Interestingly, and somehow not surprisingly, the person I had hoped to help did not really seem to be moved in a helpful direction. However, others were. Deeply so, in fact. I was amazed by the help the boxed up version of my story gave to others. And, it was indeed quite nice to find that none of them even suspected. One of my peers [a woman who I really like and respect] actually said, “I got nothing from you but male…I thought, at times, you are an odd little man, but I never would have known.” My response, as we laughed heartily, was to affirm that I am an odd little man! Their seeing me, really seeing me, was a gift. I was even more struck by what I gained from telling my story. The gift for me was not what I expected—it may not be what you, my reader, might expect. While I received an enormous amount of love, affirmation, and expression of understanding at levels I would not have expected, my real gift was much more significant.
I am a believer that our lives are lived, overlapping and expanding stories that meet and engage the stories of others. When we tell out stories, when we live them fully and let them speak, we tell not only our own story, but the story of all of us as a humans engaged in the ever-evolving and revealing human condition. Our lived and shared stories are the means by which we move the individual and particular into the universal, and back again to the particular in ways that grow and enrich us, deepen our understanding of each other and ourselves, and deepen our relationships. When tell our stories and hear the stories of others, the circles widen—we can no longer see the other as fully other. On a spiritual level, when we tell our stories—each of us, bare and open—we not only tell the stories of all of us and each of us, we also tell the greater story of the Creator’s self-revelation to all of us. Because of my beliefs about the power of our stories, of our lives as lived stories, I do the work that I do. I speak wherever I am asked to speak. I engage in justice work. I stand up and step out. I believe in telling my story. But, in group the day I told my story, I learned something important about telling our stories…and about my own tender places, my own places of hesitation and lack of trust in the process.
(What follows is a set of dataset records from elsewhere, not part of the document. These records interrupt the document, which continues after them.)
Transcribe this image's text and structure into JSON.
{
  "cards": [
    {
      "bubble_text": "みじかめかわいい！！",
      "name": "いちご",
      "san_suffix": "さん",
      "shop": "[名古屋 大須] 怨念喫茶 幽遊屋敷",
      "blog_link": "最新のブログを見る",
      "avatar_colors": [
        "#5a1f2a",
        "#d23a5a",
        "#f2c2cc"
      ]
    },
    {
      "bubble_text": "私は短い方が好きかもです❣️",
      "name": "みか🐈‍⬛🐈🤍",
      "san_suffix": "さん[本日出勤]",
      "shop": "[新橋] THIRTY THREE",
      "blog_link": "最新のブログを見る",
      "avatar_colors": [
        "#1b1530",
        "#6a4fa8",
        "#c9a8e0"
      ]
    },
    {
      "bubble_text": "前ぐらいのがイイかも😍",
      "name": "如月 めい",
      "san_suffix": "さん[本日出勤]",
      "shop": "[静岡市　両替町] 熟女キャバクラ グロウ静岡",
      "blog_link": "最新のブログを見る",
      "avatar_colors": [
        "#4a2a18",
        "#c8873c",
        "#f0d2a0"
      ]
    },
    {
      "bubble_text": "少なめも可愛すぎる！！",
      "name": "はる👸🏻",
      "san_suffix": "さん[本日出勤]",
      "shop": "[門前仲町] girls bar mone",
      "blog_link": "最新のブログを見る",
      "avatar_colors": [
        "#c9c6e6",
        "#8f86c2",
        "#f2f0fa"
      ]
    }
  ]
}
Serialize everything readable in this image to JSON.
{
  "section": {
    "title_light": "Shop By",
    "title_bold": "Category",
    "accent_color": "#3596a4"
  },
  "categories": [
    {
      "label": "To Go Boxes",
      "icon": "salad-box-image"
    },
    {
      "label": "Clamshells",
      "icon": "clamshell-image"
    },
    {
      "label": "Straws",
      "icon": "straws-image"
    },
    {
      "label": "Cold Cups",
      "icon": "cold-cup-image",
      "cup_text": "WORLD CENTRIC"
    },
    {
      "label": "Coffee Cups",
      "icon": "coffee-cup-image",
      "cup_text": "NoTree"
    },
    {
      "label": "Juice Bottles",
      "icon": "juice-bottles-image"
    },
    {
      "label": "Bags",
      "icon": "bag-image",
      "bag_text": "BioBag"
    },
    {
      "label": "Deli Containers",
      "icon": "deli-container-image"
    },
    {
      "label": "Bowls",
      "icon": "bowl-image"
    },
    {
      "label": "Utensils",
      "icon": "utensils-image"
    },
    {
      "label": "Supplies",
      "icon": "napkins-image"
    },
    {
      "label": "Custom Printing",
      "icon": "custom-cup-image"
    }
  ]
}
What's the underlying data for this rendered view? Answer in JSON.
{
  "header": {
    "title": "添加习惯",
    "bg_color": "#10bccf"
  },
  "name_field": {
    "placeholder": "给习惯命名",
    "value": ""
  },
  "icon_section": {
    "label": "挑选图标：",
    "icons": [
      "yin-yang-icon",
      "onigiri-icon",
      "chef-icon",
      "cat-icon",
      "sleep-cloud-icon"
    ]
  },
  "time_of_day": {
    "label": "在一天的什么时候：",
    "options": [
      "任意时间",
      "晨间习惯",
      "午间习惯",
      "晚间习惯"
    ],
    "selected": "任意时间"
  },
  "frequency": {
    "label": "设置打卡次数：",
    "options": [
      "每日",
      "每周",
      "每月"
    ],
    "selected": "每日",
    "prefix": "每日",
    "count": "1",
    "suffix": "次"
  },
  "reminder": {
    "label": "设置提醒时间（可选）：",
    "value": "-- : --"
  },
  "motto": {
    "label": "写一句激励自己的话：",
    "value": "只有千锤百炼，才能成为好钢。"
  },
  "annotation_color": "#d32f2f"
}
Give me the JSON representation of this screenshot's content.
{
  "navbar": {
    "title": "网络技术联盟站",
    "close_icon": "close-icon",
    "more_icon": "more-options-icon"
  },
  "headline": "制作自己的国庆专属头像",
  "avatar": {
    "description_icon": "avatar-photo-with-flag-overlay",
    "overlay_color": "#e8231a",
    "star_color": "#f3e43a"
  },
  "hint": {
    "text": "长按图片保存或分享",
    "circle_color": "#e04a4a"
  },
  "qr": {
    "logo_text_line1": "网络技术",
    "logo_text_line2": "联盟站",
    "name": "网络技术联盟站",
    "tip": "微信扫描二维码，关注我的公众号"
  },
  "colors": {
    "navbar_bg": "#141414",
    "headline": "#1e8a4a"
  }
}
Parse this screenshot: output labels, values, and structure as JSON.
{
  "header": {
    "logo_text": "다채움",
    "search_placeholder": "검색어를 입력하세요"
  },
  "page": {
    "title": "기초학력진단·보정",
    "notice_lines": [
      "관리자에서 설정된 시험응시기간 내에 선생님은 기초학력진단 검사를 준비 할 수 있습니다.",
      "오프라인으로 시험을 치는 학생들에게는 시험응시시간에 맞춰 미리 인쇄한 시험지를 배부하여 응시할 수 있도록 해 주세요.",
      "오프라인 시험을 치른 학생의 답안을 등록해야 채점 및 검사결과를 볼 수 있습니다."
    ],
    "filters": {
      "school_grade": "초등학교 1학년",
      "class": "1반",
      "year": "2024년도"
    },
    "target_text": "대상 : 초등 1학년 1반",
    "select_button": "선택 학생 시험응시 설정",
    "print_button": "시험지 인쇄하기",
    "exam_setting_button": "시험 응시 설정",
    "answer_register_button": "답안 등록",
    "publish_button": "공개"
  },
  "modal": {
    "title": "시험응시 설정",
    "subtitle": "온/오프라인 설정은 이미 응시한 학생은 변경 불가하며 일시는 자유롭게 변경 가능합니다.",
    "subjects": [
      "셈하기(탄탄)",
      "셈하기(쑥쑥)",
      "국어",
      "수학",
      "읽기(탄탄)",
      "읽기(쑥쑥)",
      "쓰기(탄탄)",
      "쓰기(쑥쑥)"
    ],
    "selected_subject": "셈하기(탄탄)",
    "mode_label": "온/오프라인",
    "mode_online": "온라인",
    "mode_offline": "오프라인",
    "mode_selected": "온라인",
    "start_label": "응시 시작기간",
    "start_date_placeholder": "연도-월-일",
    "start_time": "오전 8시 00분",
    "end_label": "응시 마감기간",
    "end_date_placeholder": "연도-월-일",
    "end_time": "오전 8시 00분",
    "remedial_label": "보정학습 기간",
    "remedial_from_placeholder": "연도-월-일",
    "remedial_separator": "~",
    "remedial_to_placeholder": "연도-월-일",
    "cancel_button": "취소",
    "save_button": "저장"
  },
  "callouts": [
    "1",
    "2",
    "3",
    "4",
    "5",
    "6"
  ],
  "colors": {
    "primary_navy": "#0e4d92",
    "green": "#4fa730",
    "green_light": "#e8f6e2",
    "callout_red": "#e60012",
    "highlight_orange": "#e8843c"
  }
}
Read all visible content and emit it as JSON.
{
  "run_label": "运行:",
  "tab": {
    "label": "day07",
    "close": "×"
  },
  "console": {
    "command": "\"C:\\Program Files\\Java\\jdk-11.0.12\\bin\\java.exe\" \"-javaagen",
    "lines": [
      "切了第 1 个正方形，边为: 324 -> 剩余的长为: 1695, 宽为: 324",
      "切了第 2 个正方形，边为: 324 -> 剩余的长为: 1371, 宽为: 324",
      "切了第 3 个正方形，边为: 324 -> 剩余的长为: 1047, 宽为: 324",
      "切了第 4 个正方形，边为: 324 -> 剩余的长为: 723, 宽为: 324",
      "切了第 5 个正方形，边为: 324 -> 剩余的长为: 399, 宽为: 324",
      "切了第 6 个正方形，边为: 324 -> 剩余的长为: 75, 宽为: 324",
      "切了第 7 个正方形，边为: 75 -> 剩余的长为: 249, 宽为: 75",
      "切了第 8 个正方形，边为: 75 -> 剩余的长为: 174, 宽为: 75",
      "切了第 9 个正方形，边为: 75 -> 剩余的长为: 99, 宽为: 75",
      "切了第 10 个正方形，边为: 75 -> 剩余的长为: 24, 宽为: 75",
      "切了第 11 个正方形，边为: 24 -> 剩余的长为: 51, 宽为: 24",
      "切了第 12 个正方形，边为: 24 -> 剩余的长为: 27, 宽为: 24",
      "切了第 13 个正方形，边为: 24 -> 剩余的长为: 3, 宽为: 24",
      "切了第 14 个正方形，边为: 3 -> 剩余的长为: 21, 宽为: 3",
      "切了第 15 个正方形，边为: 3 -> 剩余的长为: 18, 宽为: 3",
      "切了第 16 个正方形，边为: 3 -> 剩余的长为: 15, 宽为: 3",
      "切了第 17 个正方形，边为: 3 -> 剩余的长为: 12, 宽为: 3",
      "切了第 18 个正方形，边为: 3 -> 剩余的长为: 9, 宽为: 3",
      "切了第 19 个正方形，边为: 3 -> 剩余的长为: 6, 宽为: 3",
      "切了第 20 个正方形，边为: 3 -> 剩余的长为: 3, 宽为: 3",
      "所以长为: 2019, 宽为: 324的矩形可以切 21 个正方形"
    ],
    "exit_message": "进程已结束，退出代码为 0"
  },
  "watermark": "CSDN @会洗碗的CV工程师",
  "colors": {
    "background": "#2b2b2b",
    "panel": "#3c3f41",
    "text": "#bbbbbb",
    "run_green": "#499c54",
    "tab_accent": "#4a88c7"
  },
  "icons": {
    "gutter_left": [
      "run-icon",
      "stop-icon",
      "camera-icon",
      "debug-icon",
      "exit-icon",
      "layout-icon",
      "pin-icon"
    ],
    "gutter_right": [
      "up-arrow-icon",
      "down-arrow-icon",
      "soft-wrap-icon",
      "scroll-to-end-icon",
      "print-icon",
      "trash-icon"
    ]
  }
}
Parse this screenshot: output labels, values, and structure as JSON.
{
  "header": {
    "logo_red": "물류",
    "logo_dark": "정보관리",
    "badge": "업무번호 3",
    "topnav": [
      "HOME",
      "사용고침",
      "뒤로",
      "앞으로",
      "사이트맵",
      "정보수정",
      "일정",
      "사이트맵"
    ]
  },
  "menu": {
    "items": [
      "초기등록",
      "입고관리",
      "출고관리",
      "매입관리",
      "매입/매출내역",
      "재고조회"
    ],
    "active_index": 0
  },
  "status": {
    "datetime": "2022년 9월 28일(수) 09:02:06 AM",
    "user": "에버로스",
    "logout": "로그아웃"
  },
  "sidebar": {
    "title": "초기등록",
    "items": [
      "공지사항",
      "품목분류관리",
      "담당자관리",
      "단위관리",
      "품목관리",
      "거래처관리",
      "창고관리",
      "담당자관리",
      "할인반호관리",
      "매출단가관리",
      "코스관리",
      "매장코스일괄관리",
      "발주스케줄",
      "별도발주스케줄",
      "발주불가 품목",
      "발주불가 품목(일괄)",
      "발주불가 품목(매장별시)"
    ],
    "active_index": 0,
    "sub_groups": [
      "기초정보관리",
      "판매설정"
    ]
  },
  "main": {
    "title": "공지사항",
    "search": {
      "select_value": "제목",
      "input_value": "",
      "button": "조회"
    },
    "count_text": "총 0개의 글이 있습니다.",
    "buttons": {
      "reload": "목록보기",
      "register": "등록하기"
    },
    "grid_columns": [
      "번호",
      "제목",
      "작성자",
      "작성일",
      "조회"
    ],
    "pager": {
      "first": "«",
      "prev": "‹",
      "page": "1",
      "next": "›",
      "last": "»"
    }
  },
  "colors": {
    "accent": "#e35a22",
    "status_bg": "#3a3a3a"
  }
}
It is one thing to tell my story where I have been invited. It is one thing, as well, to tell it by expression in my daily life by simply being who I am without apology as well as without making an issue of it. My daily life, like the daily lives of so many of us, requires a certain amount of courage and fortitude…if not outright stubbornness. And, it requires some level of trust that we will be okay. But, telling my story to people who I fully expect to not receive it or me in a positive way is really where the trust in the process lies. It is the place where the real lessons are. It is the place where the Holy lives and moves and has its being among us—that place of stepping into the arms of the thing we are sure will bite us, the thing that just might destroy us, doing it in the midst of the fear, and finding not the teeth that bite us, but the embrace that saves us. I am learning, it would seem, quite a lot about being a passerby.